While maintaining safety and liquidity, you can open a savings account to build an emergency fund or save for a vacation or home repair.
Savings account restrictions may be an issue if you need to access funds from time to time. Depending on the bank’s policies, there may be a monthly limit of six withdrawals or transfers.
Another thing to keep in mind is that while a high-yield savings account may offer a sign-up bonus or an interest rate bonus, you’ll most likely need to keep a sizable minimum balance in the account to earn the higher rate.
2. A Deposit Certificate (CD)
A savings account vs. a certificate of deposit: a CD locks your money for a set period, with a penalty for early withdrawal. CDs can be disadvantageous when rates are low, but they protect savers from falling rates by locking in a fixed rate.
Though longer-term CDs offer higher interest rates, you cannot access the funds without paying a penalty in most cases.
CD laddering increases earnings by opening multiple CDs with different maturity dates.

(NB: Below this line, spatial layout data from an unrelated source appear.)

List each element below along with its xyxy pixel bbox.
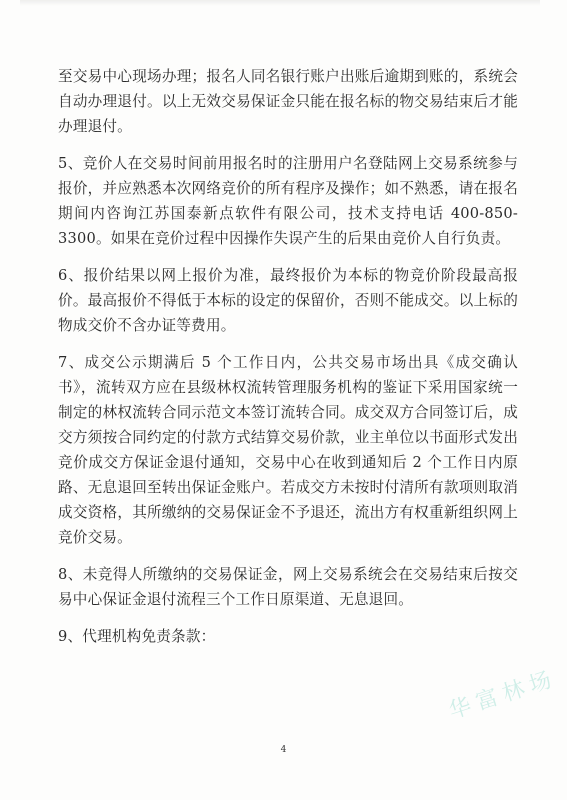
seal-stamp-watermark (445, 653, 567, 782)
paragraph-refund-note: 至交易中心现场办理；报名人同名银行账户出账后逾期到账的，系统会自动办理退付。以上无效交易保证金只能在报名标的物交易结束后才能办理退付。 (58, 68, 518, 135)
scan-edge-shadow (20, 0, 540, 6)
paragraph-item-5: 5、竞价人在交易时间前用报名时的注册用户名登陆网上交易系统参与报价，并应熟悉本次网络竞价的所有程序及操作；如不熟悉，请在报名期间内咨询江苏国泰新点软件有限公司，技术支持电话 400-850-3300。如果在竞价过程中因操作失误产生的后果由竞价人自行负责。 (58, 155, 518, 247)
paragraph-item-9: 9、代理机构免责条款： (58, 628, 216, 645)
paragraph-item-8: 8、未竞得人所缴纳的交易保证金，网上交易系统会在交易结束后按交易中心保证金退付流程三个工作日原渠道、无息退回。 (58, 566, 518, 608)
paragraph-item-7: 7、成交公示期满后 5 个工作日内，公共交易市场出具《成交确认书》，流转双方应在县级林权流转管理服务机构的鉴证下采用国家统一制定的林权流转合同示范文本签订流转合同。成交双方合同签订后，成交方须按合同约定的付款方式结算交易价款，业主单位以书面形式发出竞价成交方保证金退付通知，交易中心在收到通知后 2 个工作日内原路、无息退回至转出保证金账户。若成交方未按时付清所有款项则取消成交资格，其所缴纳的交易保证金不予退还，流出方有权重新组织网上竞价交易。 (58, 354, 518, 546)
document-body (58, 64, 518, 649)
paragraph-item-6: 6、报价结果以网上报价为准，最终报价为本标的物竞价阶段最高报价。最高报价不得低于本标的设定的保留价，否则不能成交。以上标的物成交价不含办证等费用。 (58, 267, 518, 334)
seal-stamp-text: 华富林场 (446, 665, 561, 725)
page-number: 4 (280, 745, 287, 755)
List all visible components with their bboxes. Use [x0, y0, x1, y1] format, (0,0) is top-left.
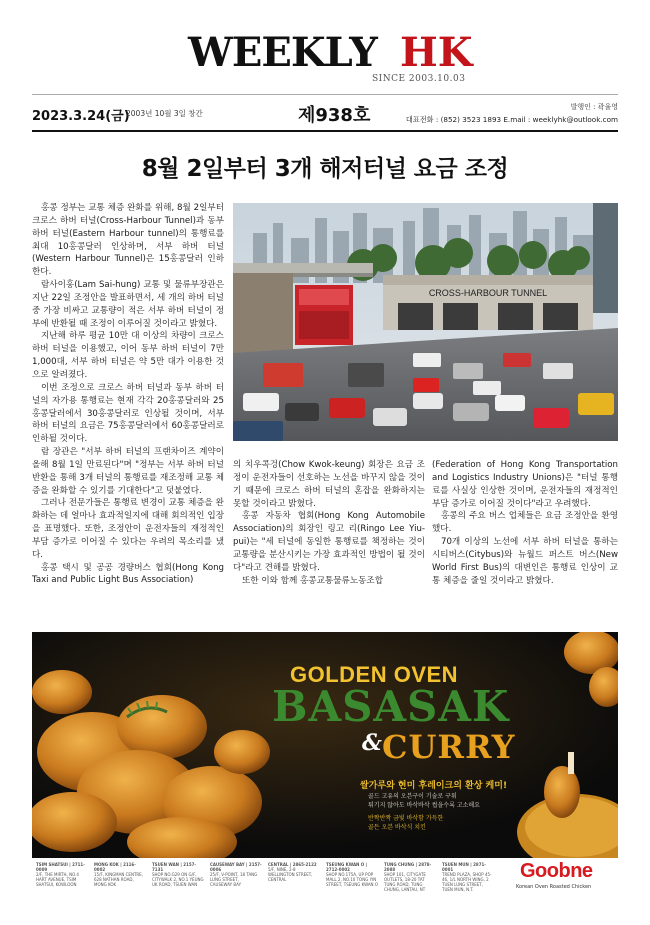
- paragraph: 홍콩 자동차 협회(Hong Kong Automobile Association)의 회장인 링고 리(Ringo Lee Yiu-pui)는 "세 터널에 동일한 통행료를 책정하는 것이 교통량을 분산시키는 가장 효과적인 방법이 될 것이다"라고 견해를 밝혔다.: [233, 511, 425, 573]
- store-location: TSIM SHATSUI | 2711-0009 2/F, THE MIRTH, NO.4 HART AVENUE, TSIM SHATSUI, KOWLOON: [36, 862, 85, 887]
- store-location: MONG KOK | 2116-0002 15/F, KINGMAN CENTRE, 628 NATHAN ROAD, MONG KOK: [94, 862, 143, 887]
- goobne-logo: Goobne: [520, 860, 593, 882]
- goobne-logo-subtitle: Korean Oven Roasted Chicken: [516, 884, 592, 890]
- paragraph: 또한 이와 함께 홍콩교통물류노동조합: [242, 575, 384, 586]
- contact-info: 대표전화 : (852) 3523 1893 E.mail : weeklyhk@outlook.com: [405, 115, 618, 124]
- paragraph: 홍콩 정부는 교통 체증 완화를 위해, 8월 2일부터 크로스 하버 터널(Cross-Harbour Tunnel)과 동부 하버 터널(Eastern Harbour tunnel)의 통행료를 최대 10홍콩달러 인상하며, 서부 하버 터널(Western Harbour Tunnel)은 15홍콩달러 인하한다.: [32, 203, 224, 278]
- ad-highlight: [368, 814, 443, 832]
- paragraph: 지난해 하루 평균 10만 대 이상의 차량이 크로스하버 터널을 이용했고, 이어 동부 하버 터널이 7만 1,000대, 서부 하버 터널은 약 5만 대가 이용한 것으로 알려졌다.: [32, 331, 224, 380]
- founded-date: 2003년 10월 3일 창간: [126, 109, 203, 118]
- store-location: TSUEN WAN | 2157-7131 SHOP NO.G29 ON G/F, CITYWALK 2, NO.1 YEUNG UK ROAD, TSUEN WAN: [152, 862, 204, 887]
- ad-desc-line: 튀기지 않아도 바삭바삭 썹을수록 고소해요: [368, 802, 480, 809]
- paragraph: 홍콩 택시 및 공공 경량버스 협회(Hong Kong Taxi and Public Light Bus Association): [32, 562, 224, 586]
- paragraph: 이번 조정으로 크로스 하버 터널과 동부 하버 터널의 자가용 통행료는 현재 각각 20홍콩달러와 25홍콩달러에서 30홍콩달러로 인상될 것이며, 서부 하버 터널의 요금은 75홍콩달러에서 60홍콩달러로 인하될 것이다.: [32, 382, 224, 445]
- article-headline: 8월 2일부터 3개 해저터널 요금 조정: [141, 156, 509, 182]
- article-column-1: [32, 202, 224, 612]
- paragraph: 그러나 전문가들은 통행료 변경이 교통 체증을 완화하는 데 얼마나 효과적일지에 대해 회의적인 입장을 표명했다. 또한, 조정안이 운전자들의 재정적인 부담 증가로 이어질 수 있다는 우려의 목소리를 냈다.: [32, 498, 224, 560]
- ad-desc-line: 골드 고유의 오븐구이 기술로 구워: [368, 793, 457, 800]
- paragraph: 홍콩의 주요 버스 업체들은 요금 조정안을 환영했다.: [432, 511, 618, 535]
- ad-tagline: 쌀가루와 현미 후레이크의 환상 케미!: [360, 781, 508, 791]
- paragraph: 의 치우콕겅(Chow Kwok-keung) 회장은 요금 조정이 운전자들이 선호하는 노선을 바꾸지 않을 것이기 때문에 크로스 하버 터널의 혼잡을 완화하지는 못할 것이라고 밝혔다.: [233, 460, 425, 509]
- masthead-brand-accent: HK: [400, 29, 473, 76]
- issue-number: 제938호: [298, 105, 371, 126]
- store-location: CENTRAL | 2865-2122 5/F, NINE, 2-8 WELLINGTON STREET, CENTRAL: [268, 862, 317, 882]
- ad-description: [368, 792, 480, 810]
- ad-basasak: BASASAK: [272, 682, 510, 731]
- tunnel-sign: CROSS-HARBOUR TUNNEL: [428, 288, 548, 298]
- ad-brand-line: GOLDEN OVEN: [290, 662, 459, 687]
- paragraph: 람 장관은 "서부 하버 터널의 프랜차이즈 계약이 올해 8월 1일 만료된다"며 "정부는 서부 하버 터널 반환을 통해 3개 터널의 통행료를 재조정해 교통 체증을 완화할 수 있기를 기대한다"고 덧붙였다.: [32, 447, 224, 496]
- store-location: TUNG CHUNG | 2878-2088 SHOP 101, CITYGATE OUTLETS, 18-20 TAT TUNG ROAD, TUNG CHUNG, LANTAU, NT: [384, 862, 432, 892]
- store-location: TSEUNG KWAN O | 2712-0002 SHOP NO.175A, UP POP MALL 2, NO.10 TONG YIN STREET, TSEUNG KWAN O: [326, 862, 378, 887]
- issue-date: 2023.3.24(금): [32, 109, 130, 124]
- ad-ampersand: &: [362, 730, 382, 756]
- paragraph: 70개 이상의 노선에 서부 하버 터널을 통하는 시티버스(Citybus)와 뉴월드 퍼스트 버스(New World First Bus)의 대변인은 통행료 인상이 교통 체증을 줄일 것이라고 밝혔다.: [432, 537, 618, 586]
- ad-curry: CURRY: [382, 728, 516, 766]
- ad-desc-line: 골든 오븐 바삭식 치킨: [368, 824, 426, 831]
- masthead-divider: [32, 94, 618, 95]
- masthead-brand: WEEKLY: [188, 29, 377, 76]
- article-column-3: [432, 459, 618, 612]
- ad-desc-line: 반짝반짝 금빛 바삭함 가득한: [368, 815, 444, 822]
- paragraph: (Federation of Hong Kong Transportation and Logistics Industry Unions)은 "터널 통행료를 사실상 인상한 것이며, 운전자들의 재정적인 부담 증가로 이어질 것이다"라고 우려했다.: [432, 460, 618, 509]
- store-location: TSUEN MUN | 2871-0001 TREND PLAZA, SHOP 45-46, 1/L NORTH WING, 2 TUEN LUNG STREET, TUEN MUN, N.T.: [442, 862, 492, 892]
- publisher: 발행인 : 곽율영: [570, 103, 618, 111]
- ad-footer: [32, 858, 618, 894]
- goobne-advertisement: [32, 632, 618, 894]
- header-rule: [32, 130, 618, 132]
- tunnel-photo: [233, 203, 618, 441]
- masthead-since: SINCE 2003.10.03: [372, 74, 466, 84]
- store-location: CAUSEWAY BAY | 2157-0006 25/F, V-POINT, 18 TANG LUNG STREET, CAUSEWAY BAY: [210, 862, 262, 887]
- article-column-2: [233, 459, 425, 612]
- paragraph: 람사이훙(Lam Sai-hung) 교통 및 물류부장관은 지난 22일 조정안을 발표하면서, 세 개의 하버 터널 중 가장 비싸고 교통량이 적은 서부 하버 터널이 정부에 반환될 때 조정이 이루어질 것이라고 밝혔다.: [32, 280, 224, 329]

This method offers flexibility and lower risk compared to a single large CD. By having short- and long-term CDs, you can benefit from higher interest rates without excessive risk. It also allows you to take advantage of future higher rates.
3. Investment Account
Consider a money market account if you desire a secure location to store additional funds that provides a greater return than a conventional checking or savings account. Money market accounts resemble savings accounts, but they generally offer higher interest rates and may impose a monthly restriction on the number of checks and debit card transactions.
Money market accounts are secure with federal insurance. The FDIC and NCUSIF insure most banks and credit unions, providing protection for up to $250,000 in deposits.
Consider a money market account as an alternative to a CD if you prefer short-term investment. A minimum deposit is necessary for the best annual percentage yield (APY), and ask about any potential fees like monthly account fees and penalties.
How to Invest Large Sums of Money
There are smart ways to manage a large sum of cash, regardless of its source. These strategies are effective regardless of market conditions. Here’s what to do before and after receiving the money.
1. Select an Advisor
If you lack investing experience, consult a fee-only advisor with a CFP designation before making financial decisions. Stockbrokers and insurance companies may prioritize their own interests when selling investments.
2. Prior to Receiving Your Lump Sum
Depending on how much money you are due to receive, and assuming you have some time before receiving your cash or check, you should start looking for a place to keep it. It is critical not to rush the decision. To invest your money, carefully research savings vehicles or security types.
Your cash windfall may have multiple applications. For example, you could use some to pay off debt, some to give away, some to take a well-deserved vacation, and the rest to invest for retirement. Any money you don’t use within a few weeks can start earning interest.
3. Consider Short-Term Liquid Alternatives
For short-term cash needs, you will most likely invest in a money market fund. Money market funds are liquid, interest-earning savings vehicles that allow you to deposit and withdraw funds at any time (or at least a limited number of times per month) without penalty or fees.
Money market funds can be bought from mutual fund companies, brokerage firms, and banks. Vanguard Federal Money Market Fund (VMMXX) and Fidelity Government Cash Reserves (FDRXX) are reputable institutions with high yields.
4. Determine Your Gals.
Before investing outside of the money market fund, you need a plan for your money. Keeping it in a savings vehicle for too long means missing out on potential returns. To start, figure out what you want to earn and why. This is your “investment objective” as defined by a financial planner.
Making wise financial decisions in your twenties has long-term benefits that can help you achieve financial success in the future. If you follow the six tips listed above, you can improve your credit score, become debt-free, and save money for retirement and other major life events.